Let me not be unkind. The report raises serious and legitimate issues. Sleep deprivation, anxiety, and depression are, without question, taking a toll on a subset (albeit a far smaller one than commonly imagined) of America’s high school students striving to earn a place at top schools. Nothing good will come from students overloading on AP courses and extracurriculars they’re not interested in merely to impress the admissions office at Brown. The authors of Turning the Tide may even be correct to worry that too many teenagers show more interest in “personal success rather than concern for the common good.”
But here again, messages matter less than deeds: If you’re serious about ending the academic and extracurricular arms race, why not scrap the current admissions process altogether in favor of an admissions lottery? List clear qualifications for admission—a threshold SAT or ACT score, GPA, or number of hours of community service, for example—set aside the clearly unqualified, and choose a freshman class randomly from among those who remain. Without question, elite colleges could fill their freshman classes many times over with qualified high school seniors who have earned a fair shot at a seat. With the exception of a comparatively small percentage of superior or substandard applicants at the margins, an acceptance is already a lottery masquerading as a meritocracy. “A lottery system would relieve the pressure on students. Instead of being the ‘best,’ they would only have to be ‘good enough’—and lucky,” notes Swarthmore College psychology professor Barry Schwartz. “It would free students up to do the things they were really passionate about in high school,” which is the outcome Turning the Tide purports to favor. Elite schools could still make whatever allowances they deem just and fair for students from underserved populations (NB: The rich, legacies, and athletes are not underserved populations).

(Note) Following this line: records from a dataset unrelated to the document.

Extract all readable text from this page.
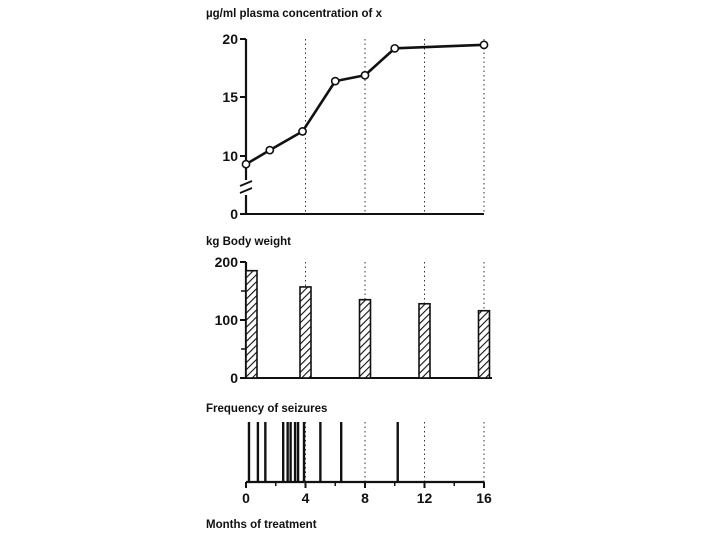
µg/ml plasma concentration of x
0
10
15
20
kg Body weight
0
100
200
Frequency of seizures
0	4	8	12	16
Months of treatment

But there would be no point to taking extra APs or a spring break trip to rebuild houses in Haiti unless that was where your intellectual hunger or zest for service led you, since none of it would make you more likely to win admission.
Top colleges can, as the report says, “warn students and parents applications that are ‘overcoached’ can jeopardize admission outcomes” and “discourage students from taking admissions tests more than twice.” (Turning the Tide is sloppy with warnings, conveyings, and discouragements.) But it’s arrogance to think that the college admissions process can alter human nature or tap the brakes on ambition. Nor does it offer much comfort when elite schools are so eager to become authorities on what comprises “authentic and meaningful community service.” It all leaves the nagging sense that our best colleges are suddenly less interested in encouraging academic excellence among high school students—and a little more interested in doling out compassion points to applicants who might otherwise be left on the outside looking in.
If that’s not what they really have in mind, a lottery would be far better—and more fair—for high schoolers than any of the report’s recommendations. Indeed, one needn’t be a cynic to read Turning the Tide as an attempt by elite colleges to win a PR victory for expressing concern about a system they created, maintain, and benefit handsomely from.